TEBRİZLİ ŞEMSEDDİN VE MEVLÂNÂ
Mehibe ŞAHBAZ
ÖZET
Dünya üzerinde her kültür diğeriyle daima alışveriş içindedir. Her millet, kendi kültüründen Dünya Medeniyetine az veya çok katkıda bulunur. Müslüman ve Türk olarak, bizim Dünya Medeniyetine tasavvufî yönden katkımız, Mevlânâ, Yunus Emre, Hacı Bektaş Velî gibi bir takım mutasavvıf düşünürler vasıtasıyla olmuştur. İslâm Felsefesinin teşekkülü Türk asıllı filozofların mevcudiyetine dayanmaktadır. Bunların arasında Mevlânâ önemli bir yer almaktadır. Mevlânâ, felsefesiyle evrenselliğin sınırlarını zorlayıp her dönemde söz sahibi olmayı başarabilmiş Türk düşünce ve kültür tarihinin abidevi şahsiyetlerindendir. Mevlânâ ’nın seçkin ve yol gösteren fikirlerine bütün insanlık bugün her zamankinden daha fazla ihtiyaç duymaktadır.
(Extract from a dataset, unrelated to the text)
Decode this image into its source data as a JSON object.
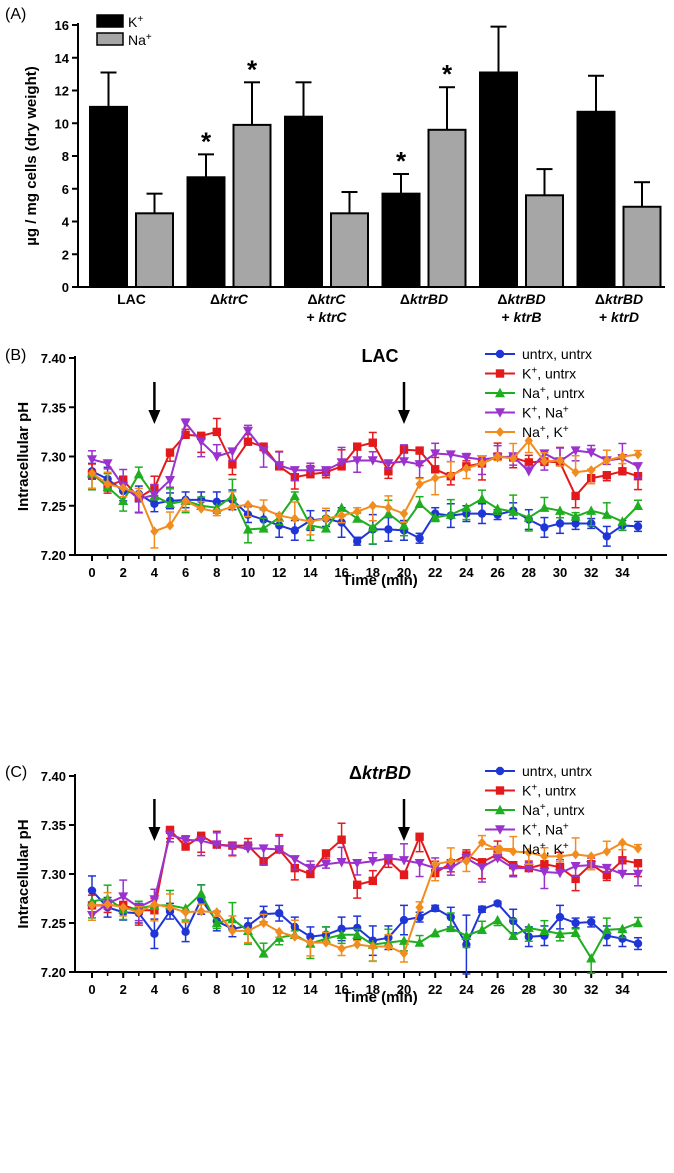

Mevlânâ; sadece belli bir düzenin değil yaşanan ve yaşanılacak olan her devrin insani modeli olmuştur. Onun asırlar ötesine ışık saçan düşünceleri, sadece yaşadığı imanı değil, yedi yüz yıldır renkleri, dilleri, dinleri, fikirleri ayrı bütün insanlığı aydınlatmış ve aydınlatmaya devam edecektir. Çalışmamızda Mevlânâ’nın İlim ve İrfan yolunda ulaştığı yüksek derecesinde düşünceleriyle büyük katkıları olan Tebrizli Şemseddin ile Mevlânâ arasındaki ilişki ele alınmıştır. Şems-i Tebrizi gibi vecd dolu bir derviş ile tanışmış ve sonrasında Mevlânâ’nın hayatının seyri değişmiştir. O bu serbest duygulu ve düşünceli dervişe sofiyane bir aşkla bağlanmıştır. Şems-i Tebrizi, Mevlânâ’yı zahiri bilgilerin çerçevelediği ilim ve ibadet dünyasından uzaklaştırmıştır. Ona duygu ve düşünce âlemlerinin geniş ve esrarlı ufuklarına doğru bırakmak kudretini göstermiştir.